Pinar Akyazi, Lukas Burget, Gilles Boullianne, Ondrej Glembek, Arnab Ghoshal, Nagendra Goel, Mirko Hannemann, Petr Motlicek, Daniel Povey, Yanmin Qian, Petr Schwarz, Jan Silowsky, Georg Stemmer, and Karel Vesely.

We also had some remote help around this time and shortly afterward, from Sandeep Boda, Sandeep Reddy and Haihua Xu (who helped with coding, code cleanup and documentation); we were visited by Michael Riley (who helped us to understand OpenFst and gave some lectures on FSTs), and would like to acknowledge the help of Honza Cernocky (for negotiating the venue and some support for the workshop from the Faculty of Information Technology of BUT and helping to organize it), Renata Kohlova (administration), and Tomas Kasparek (system administration). It is possible that this list of contributors contains oversights; any important omissions are unlikely to be intentional.

A lot of code was written during the summer of 2010 but we still did not have a complete working system. Some of the participants of the 2010 workshop continued working to complete the toolkit and get a working set of training scripts. The code was released on May 14th, 2011, and presented to public at ICASSP 2011 in Prague, see the recordings.

Since the initial release, Kaldi has been maintained and developed to a large extent by Daniel Povey, working at Microsoft Research until early 2012 and since then at Johns Hopkins University; but also with major contributions by others: notably Karel Vesely, who developed the neural-net training framework, and Arnab Ghoshal, who coordinated the acoustic modeling work early on; but also other major contributors whom we do not name here because it is too hard to determine where to cut off the list; and a long tail of minor contributors; the total number of people who have contributed code or scripts or patches is about 70 so far.

Acknowledgements

The JHU 2009 workshop was supported by National Science Foundation Grant Number IIS-0833652, with supplemental funding from Google Research, DARPA's GALE program and the Johns Hopkins University Human Language Technology Center of Excellence. BUT researchers were partially supported during this time by Czech Ministry of Trade and Commerce project no. FR-TI1/034, Grant Agency of Czech Republic project no. 102/08/0707, and Czech Ministry of Education project no. MSM0021630528. Arnab Ghoshal was affiliated with Saarland University supported by the European Community's Seventh Framework Programme grant number 213850 (SCALE), and with The University of Edinburgh supported by United Kingdom's Engineering and Physical Sciences Research Council grant number EP/I031022/1 (Natural Speech Technology)"

The work of BUT researchers on Kaldi was supported by the Technology Agency of the Czech Republic under project No. TA01011328.

We would like to acknowledge the support of Geoffrey Zweig and Alex Acero at Microsoft Research, as well as the generosity of Henrique (Rico) Malvar in allowing the use of his FFT code.
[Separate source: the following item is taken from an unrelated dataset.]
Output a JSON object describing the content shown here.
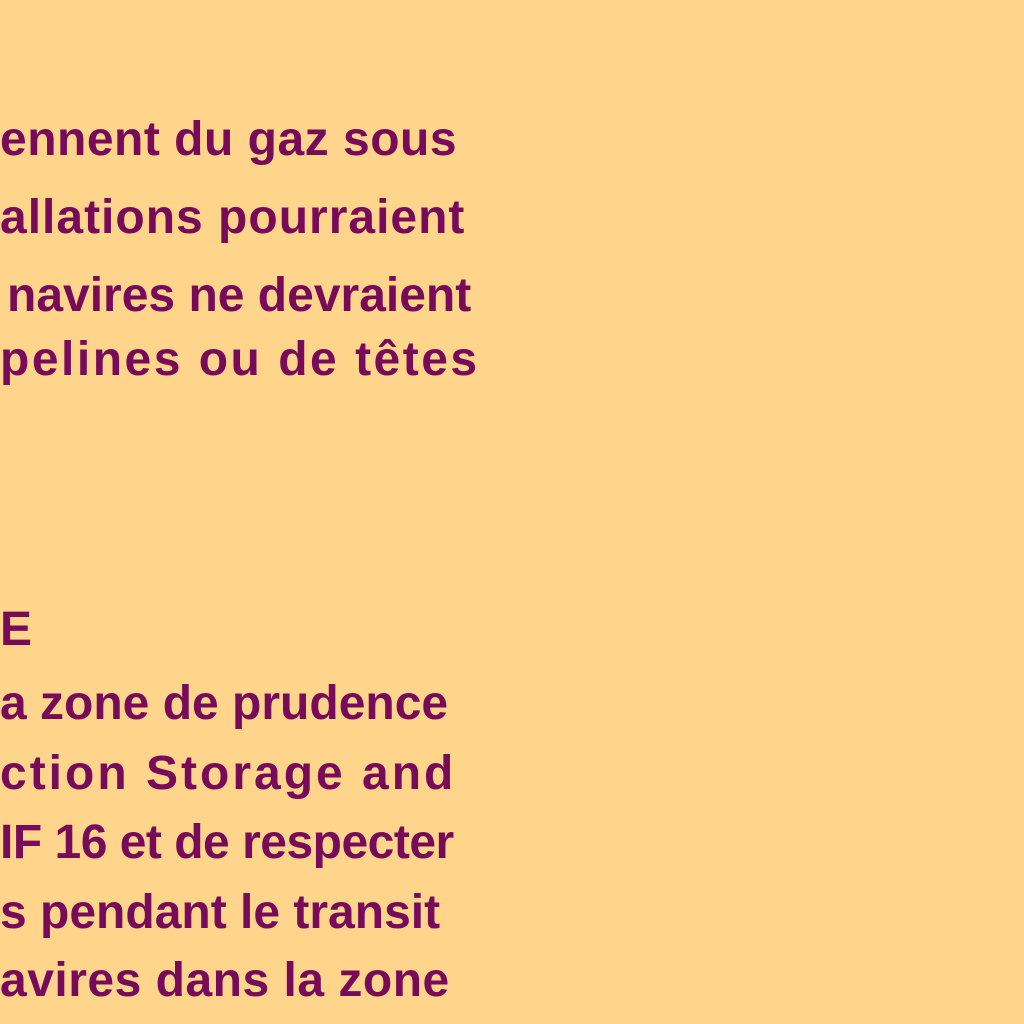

Thanks are also due to Patrick Nguyen for his help in organizing the JHU'09 workshop and with the Wall Street Journal recipe. We would also like to acknowledge the help of faculty and staff at Johns Hopkins University's Center for Language and Speech Processing during the JHU'09 workshop: particularly Sanjeev Khudanpur, Desiree Cleves and the late Fred Jelinek.

Since 2012, Kaldi development has received significant support from IARPA's BABEL program (IARPA-BAA-11-02) and from the Human Language Technology Center of Excellence (HLTCOE); and since 2015, from the NSF computing research infrastructure (CRI) award ``CI-EN: Enhancements for the Kaldi Speech Recognition Toolkit''.
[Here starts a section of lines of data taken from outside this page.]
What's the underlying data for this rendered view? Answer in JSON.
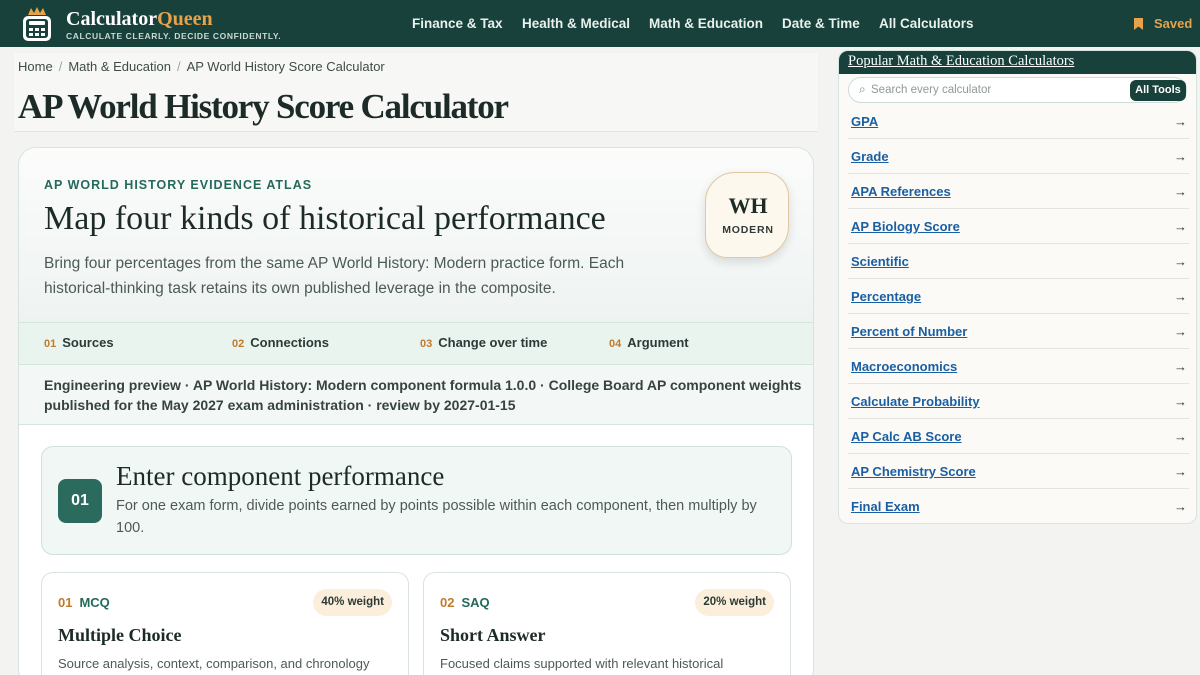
{
  "brand": {
    "name_part1": "Calculator",
    "name_part2": "Queen",
    "tagline": "CALCULATE CLEARLY. DECIDE CONFIDENTLY.",
    "accent_color": "#e8a24a",
    "bar_color": "#17413a"
  },
  "nav": {
    "items": [
      "Finance & Tax",
      "Health & Medical",
      "Math & Education",
      "Date & Time",
      "All Calculators"
    ],
    "saved_label": "Saved",
    "saved_icon": "bookmark-icon"
  },
  "breadcrumb": [
    "Home",
    "Math & Education",
    "AP World History Score Calculator"
  ],
  "page_title": "AP World History Score Calculator",
  "hero": {
    "eyebrow": "AP WORLD HISTORY EVIDENCE ATLAS",
    "title": "Map four kinds of historical performance",
    "description": "Bring four percentages from the same AP World History: Modern practice form. Each historical-thinking task retains its own published leverage in the composite.",
    "badge_main": "WH",
    "badge_sub": "MODERN"
  },
  "strip": [
    {
      "num": "01",
      "label": "Sources"
    },
    {
      "num": "02",
      "label": "Connections"
    },
    {
      "num": "03",
      "label": "Change over time"
    },
    {
      "num": "04",
      "label": "Argument"
    }
  ],
  "preview_note": "Engineering preview · AP World History: Modern component formula 1.0.0 · College Board AP component weights published for the May 2027 exam administration · review by 2027-01-15",
  "step": {
    "num": "01",
    "title": "Enter component performance",
    "description": "For one exam form, divide points earned by points possible within each component, then multiply by 100."
  },
  "components": [
    {
      "num": "01",
      "code": "MCQ",
      "weight": "40% weight",
      "title": "Multiple Choice",
      "description": "Source analysis, context, comparison, and chronology"
    },
    {
      "num": "02",
      "code": "SAQ",
      "weight": "20% weight",
      "title": "Short Answer",
      "description": "Focused claims supported with relevant historical"
    }
  ],
  "sidebar": {
    "title": "Popular Math & Education Calculators",
    "search_placeholder": "Search every calculator",
    "search_value": "",
    "all_tools_label": "All Tools",
    "arrow": "→",
    "items": [
      "GPA",
      "Grade",
      "APA References",
      "AP Biology Score",
      "Scientific",
      "Percentage",
      "Percent of Number",
      "Macroeconomics",
      "Calculate Probability",
      "AP Calc AB Score",
      "AP Chemistry Score",
      "Final Exam"
    ]
  }
}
Sanjeev Khudanpur deserves special mention for creating the conditions for the Kaldi project to succeed, first at the JHU'09 workshop where in his role as workshop organizer he was instrumental in putting the team together (e.g. suggesting to add Lukas Burget, without whom none of this would have happened); and since 2012 by making it possible for Daniel Povey to work at Johns Hopkins University in a position which allows him to devote much of his time to Kaldi development.